La transizione verso un’economia circolare nel settore tessile non è solo una necessità ambientale, ma anche un’opportunità economica. Investire in tecnologie innovative per il riciclo dei tessuti, sviluppare filiere di recupero efficienti, promuovere la produzione di fibre riciclate e incentivare il consumo di abbigliamento sostenibile può creare nuovi posti di lavoro, stimolare la crescita economica e migliorare la competitività del settore tessile italiano. È necessario un approccio integrato che coinvolga tutti gli attori della filiera, dalle aziende ai consumatori, dalle istituzioni ai centri di ricerca, per trasformare il settore tessile in un modello di eccellenza per l’economia circolare.

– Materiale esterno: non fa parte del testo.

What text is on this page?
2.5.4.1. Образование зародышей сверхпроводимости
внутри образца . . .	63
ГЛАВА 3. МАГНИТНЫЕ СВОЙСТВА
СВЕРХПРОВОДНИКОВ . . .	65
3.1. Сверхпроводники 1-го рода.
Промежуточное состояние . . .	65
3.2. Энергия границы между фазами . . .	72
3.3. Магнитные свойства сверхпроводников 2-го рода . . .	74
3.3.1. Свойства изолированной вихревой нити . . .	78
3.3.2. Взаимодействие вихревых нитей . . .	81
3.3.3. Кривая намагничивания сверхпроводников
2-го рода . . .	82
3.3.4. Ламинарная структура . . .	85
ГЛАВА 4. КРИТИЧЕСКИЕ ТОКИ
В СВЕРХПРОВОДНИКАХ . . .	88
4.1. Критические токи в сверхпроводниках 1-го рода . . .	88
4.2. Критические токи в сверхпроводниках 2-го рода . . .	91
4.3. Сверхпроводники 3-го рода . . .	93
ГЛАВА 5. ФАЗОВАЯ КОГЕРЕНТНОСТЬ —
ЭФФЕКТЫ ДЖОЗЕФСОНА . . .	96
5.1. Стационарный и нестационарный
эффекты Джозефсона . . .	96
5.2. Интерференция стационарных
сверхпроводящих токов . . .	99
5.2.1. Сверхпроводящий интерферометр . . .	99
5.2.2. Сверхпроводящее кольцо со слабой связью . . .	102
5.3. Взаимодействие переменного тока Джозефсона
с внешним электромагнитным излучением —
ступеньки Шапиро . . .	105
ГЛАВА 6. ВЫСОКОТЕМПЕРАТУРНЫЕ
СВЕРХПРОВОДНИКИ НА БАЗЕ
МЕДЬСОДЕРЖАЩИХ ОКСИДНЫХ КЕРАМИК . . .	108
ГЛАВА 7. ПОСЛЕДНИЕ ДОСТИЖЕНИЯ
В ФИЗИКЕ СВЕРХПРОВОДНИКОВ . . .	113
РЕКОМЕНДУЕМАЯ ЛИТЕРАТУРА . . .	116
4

Verso un futuro sostenibile: responsabilità e consapevolezza
La fast fashion rappresenta una sfida complessa e multidimensionale che richiede un approccio integrato e una forte collaborazione tra tutti gli attori coinvolti. È necessario superare la logica del consumo usa e getta, promuovere una cultura della durata e della riparazione, incentivare la produzione di abbigliamento sostenibile e responsabilizzare i consumatori. Solo attraverso un cambiamento radicale nel modo in cui produciamo, consumiamo e smaltiamo l’abbigliamento potremo costruire un futuro più sostenibile per il settore tessile e per il nostro pianeta. La transizione verso un’economia circolare nel settore tessile non è solo una necessità ambientale, ma anche un’opportunità per creare un’industria più competitiva, innovativa e socialmente responsabile.

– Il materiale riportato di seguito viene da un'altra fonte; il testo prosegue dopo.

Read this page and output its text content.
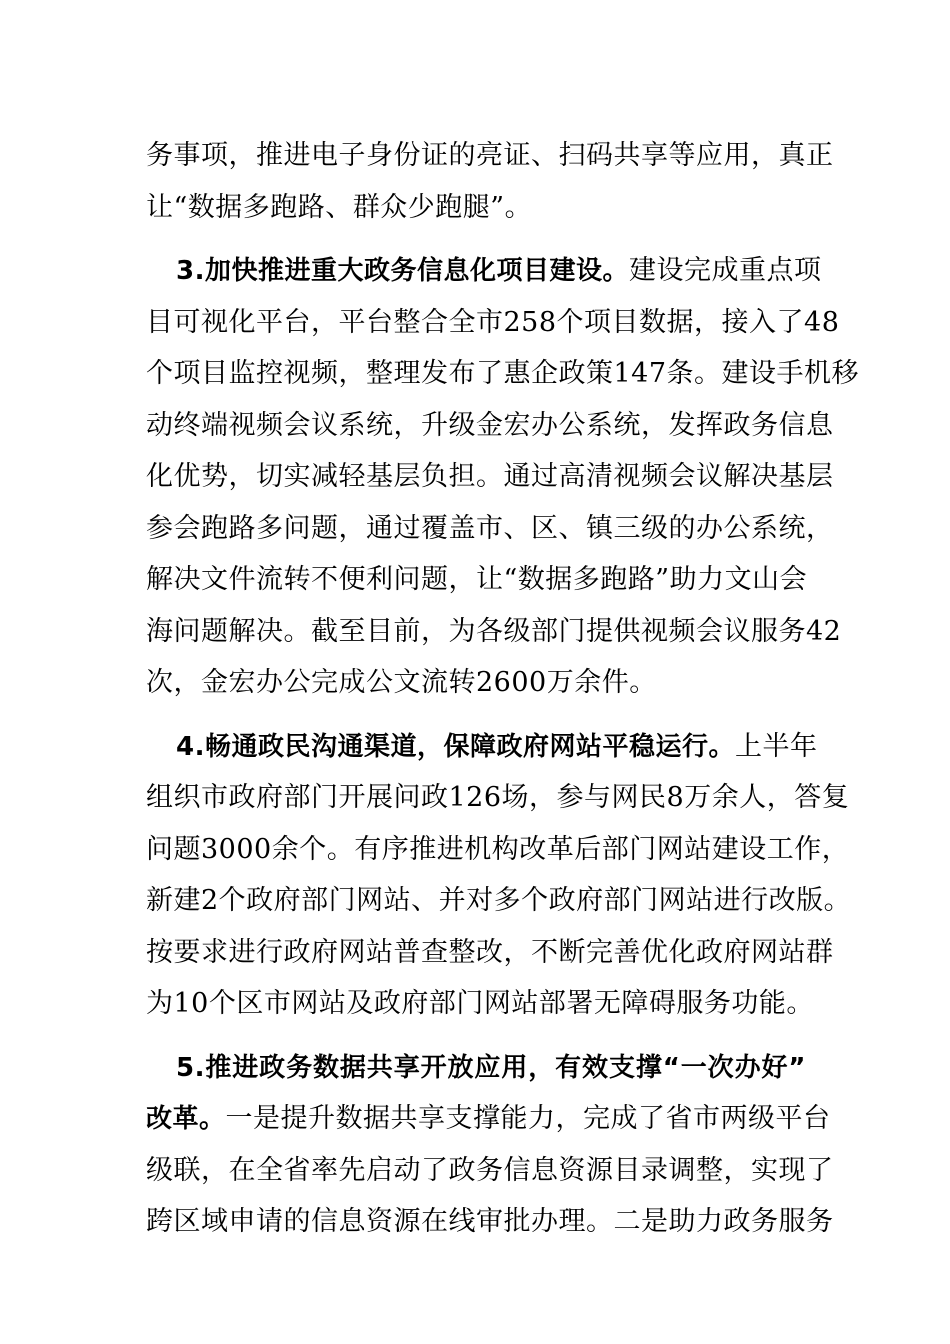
务事项，推进电子身份证的亮证、扫码共享等应用，真正
让“数据多跑路、群众少跑腿”。
3.加快推进重大政务信息化项目建设。建设完成重点项
目可视化平台，平台整合全市258个项目数据，接入了48
个项目监控视频，整理发布了惠企政策147条。建设手机移
动终端视频会议系统，升级金宏办公系统，发挥政务信息
化优势，切实减轻基层负担。通过高清视频会议解决基层
参会跑路多问题，通过覆盖市、区、镇三级的办公系统，
解决文件流转不便利问题，让“数据多跑路”助力文山会
海问题解决。截至目前，为各级部门提供视频会议服务42
次，金宏办公完成公文流转2600万余件。
4.畅通政民沟通渠道，保障政府网站平稳运行。上半年
组织市政府部门开展问政126场，参与网民8万余人，答复
问题3000余个。有序推进机构改革后部门网站建设工作，
新建2个政府部门网站、并对多个政府部门网站进行改版。
按要求进行政府网站普查整改，不断完善优化政府网站群
为10个区市网站及政府部门网站部署无障碍服务功能。
5.推进政务数据共享开放应用，有效支撑“一次办好”
改革。一是提升数据共享支撑能力，完成了省市两级平台
级联，在全省率先启动了政务信息资源目录调整，实现了
跨区域申请的信息资源在线审批办理。二是助力政务服务
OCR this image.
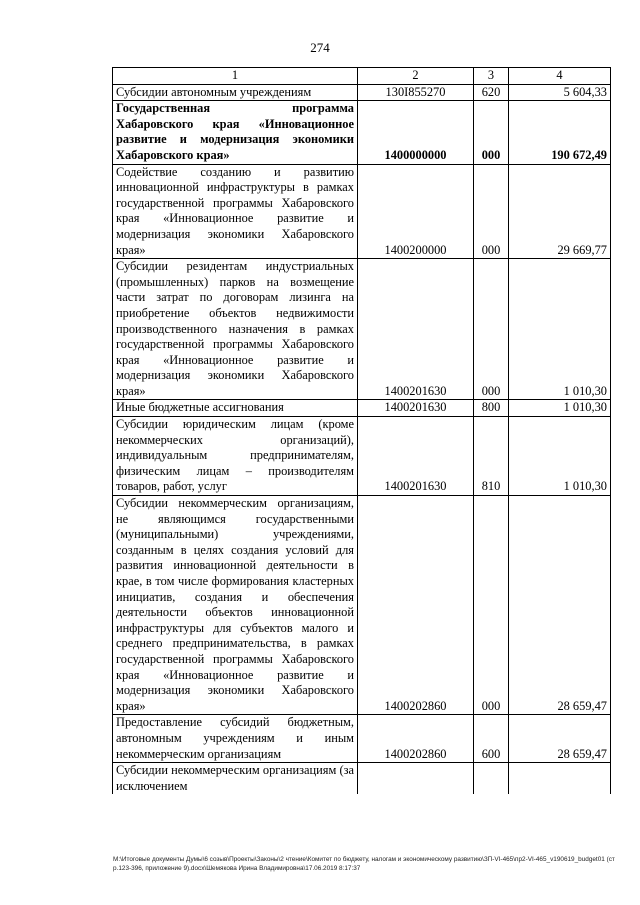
274
1	2	3	4
Субсидии автономным учреждениям	130I855270	620	5 604,33
Государственная программа Хабаровского края «Инновационное развитие и модернизация экономики Хабаровского края»	1400000000	000	190 672,49
Содействие созданию и развитию инновационной инфраструктуры в рамках государственной программы Хабаровского края «Инновационное развитие и модернизация экономики Хабаровского края»	1400200000	000	29 669,77
Субсидии резидентам индустриальных (промышленных) парков на возмещение части затрат по договорам лизинга на приобретение объектов недвижимости производственного назначения в рамках государственной программы Хабаровского края «Инновационное развитие и модернизация экономики Хабаровского края»	1400201630	000	1 010,30
Иные бюджетные ассигнования	1400201630	800	1 010,30
Субсидии юридическим лицам (кроме некоммерческих организаций), индивидуальным предпринимателям, физическим лицам – производителям товаров, работ, услуг	1400201630	810	1 010,30
Субсидии некоммерческим организациям, не являющимся государственными (муниципальными) учреждениями, созданным в целях создания условий для развития инновационной деятельности в крае, в том числе формирования кластерных инициатив, создания и обеспечения деятельности объектов инновационной инфраструктуры для субъектов малого и среднего предпринимательства, в рамках государственной программы Хабаровского края «Инновационное развитие и модернизация экономики Хабаровского края»	1400202860	000	28 659,47
Предоставление субсидий бюджетным, автономным учреждениям и иным некоммерческим организациям	1400202860	600	28 659,47
Субсидии некоммерческим организациям (за исключением			
M:\Итоговые документы Думы\6 созыв\Проекты\Законы\2 чтение\Комитет по бюджету, налогам и экономическому развитию\ЗП-VI-465\пр2-VI-465_v190619_budget01 (стр.123-396, приложение 9).docx\Шемякова Ирина Владимировна\17.06.2019 8:17:37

Amici lettori, se riflettiamo un attimo, è facile capire come il concetto di economia circolare sia strettamente legato alla nostra vita quotidiana. Pensate semplicemente a quando ricicliamo la carta o la plastica: stiamo evitando che questi materiali finiscano in discarica, dando loro una seconda vita e riducendo la necessità di estrarre nuove risorse. Nel caso del tessile, l’economia circolare significa ridurre gli sprechi, riutilizzare gli abiti usati e riciclare le fibre tessili per creare nuovi prodotti, chiudendo il cerchio e minimizzando l’impatto ambientale.

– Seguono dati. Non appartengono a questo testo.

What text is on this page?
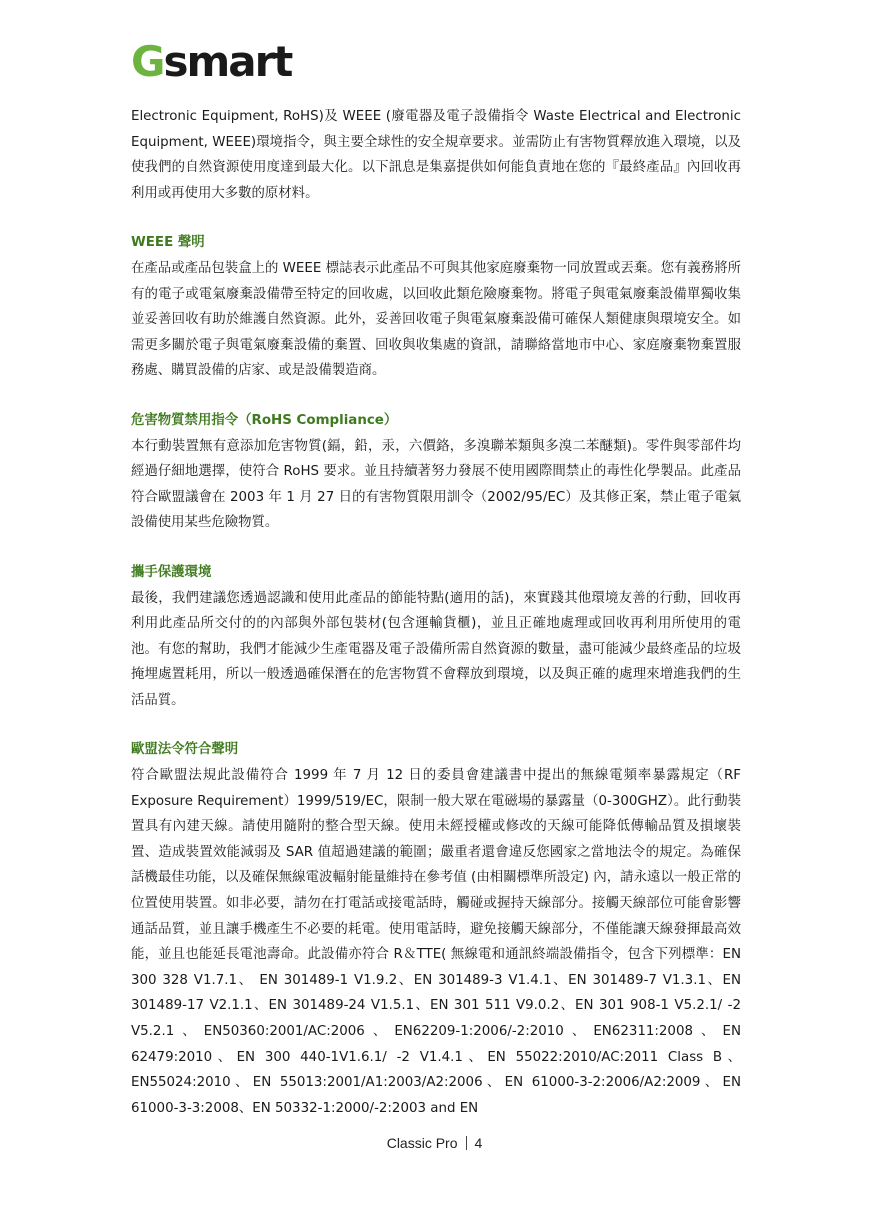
Gsmart

Electronic Equipment, RoHS)及 WEEE (廢電器及電子設備指令 Waste Electrical and Electronic Equipment, WEEE)環境指令，與主要全球性的安全規章要求。並需防止有害物質釋放進入環境，以及使我們的自然資源使用度達到最大化。以下訊息是集嘉提供如何能負責地在您的『最終產品』內回收再利用或再使用大多數的原材料。

WEEE 聲明

在產品或產品包裝盒上的 WEEE 標誌表示此產品不可與其他家庭廢棄物一同放置或丟棄。您有義務將所有的電子或電氣廢棄設備帶至特定的回收處，以回收此類危險廢棄物。將電子與電氣廢棄設備單獨收集並妥善回收有助於維護自然資源。此外，妥善回收電子與電氣廢棄設備可確保人類健康與環境安全。如需更多關於電子與電氣廢棄設備的棄置、回收與收集處的資訊，請聯絡當地市中心、家庭廢棄物棄置服務處、購買設備的店家、或是設備製造商。

危害物質禁用指令（RoHS Compliance）

本行動裝置無有意添加危害物質(鎘，鉛，汞，六價鉻，多溴聯苯類與多溴二苯醚類)。零件與零部件均經過仔細地選擇，使符合 RoHS 要求。並且持續著努力發展不使用國際間禁止的毒性化學製品。此產品符合歐盟議會在 2003 年 1 月 27 日的有害物質限用訓令（2002/95/EC）及其修正案，禁止電子電氣設備使用某些危險物質。

攜手保護環境

最後，我們建議您透過認識和使用此產品的節能特點(適用的話)，來實踐其他環境友善的行動，回收再利用此產品所交付的的內部與外部包裝材(包含運輸貨櫃)，並且正確地處理或回收再利用所使用的電池。有您的幫助，我們才能減少生產電器及電子設備所需自然資源的數量，盡可能減少最終產品的垃圾掩埋處置耗用，所以一般透過確保潛在的危害物質不會釋放到環境，以及與正確的處理來增進我們的生活品質。

歐盟法令符合聲明

符合歐盟法規此設備符合 1999 年 7 月 12 日的委員會建議書中提出的無線電頻率暴露規定（RF Exposure Requirement）1999/519/EC，限制一般大眾在電磁場的暴露量（0-300GHZ）。此行動裝置具有內建天線。請使用隨附的整合型天線。使用未經授權或修改的天線可能降低傳輸品質及損壞裝置、造成裝置效能減弱及 SAR 值超過建議的範圍；嚴重者還會違反您國家之當地法令的規定。為確保話機最佳功能，以及確保無線電波輻射能量維持在參考值 (由相關標準所設定) 內，請永遠以一般正常的位置使用裝置。如非必要，請勿在打電話或接電話時，觸碰或握持天線部分。接觸天線部位可能會影響通話品質，並且讓手機產生不必要的耗電。使用電話時，避免接觸天線部分，不僅能讓天線發揮最高效能，並且也能延長電池壽命。此設備亦符合 R＆TTE( 無線電和通訊終端設備指令，包含下列標準：EN 300 328 V1.7.1、 EN 301489-1 V1.9.2、EN 301489-3 V1.4.1、EN 301489-7 V1.3.1、EN 301489-17 V2.1.1、EN 301489-24 V1.5.1、EN 301 511 V9.0.2、EN 301 908-1 V5.2.1/ -2 V5.2.1、EN50360:2001/AC:2006、EN62209-1:2006/-2:2010、EN62311:2008、EN 62479:2010、EN 300 440-1V1.6.1/ -2 V1.4.1、EN 55022:2010/AC:2011 Class B、EN55024:2010、EN 55013:2001/A1:2003/A2:2006、EN 61000-3-2:2006/A2:2009、EN 61000-3-3:2008、EN 50332-1:2000/-2:2003 and EN

Classic Pro 4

Ma se vogliamo fare un passo avanti, possiamo esplorare un concetto più avanzato: la life cycle assessment*, ovvero la valutazione del ciclo di vita di un prodotto. Questo approccio ci permette di analizzare l’impatto ambientale di un capo di abbigliamento in ogni fase del suo ciclo di vita, dalla produzione delle fibre tessili allo smaltimento, identificando i punti critici e le opportunità di miglioramento. Ad esempio, potremmo scoprire che l’utilizzo di fibre riciclate riduce significativamente l’impatto ambientale rispetto all’utilizzo di fibre vergini, oppure che la produzione locale ha un impatto inferiore rispetto alla produzione in paesi lontani.
Spero che queste riflessioni vi abbiano stimolato a guardare il mondo della moda con occhi diversi e a fare scelte più consapevoli e responsabili. Ricordiamoci che ogni piccolo gesto conta e che insieme possiamo fare la differenza per un futuro più sostenibile.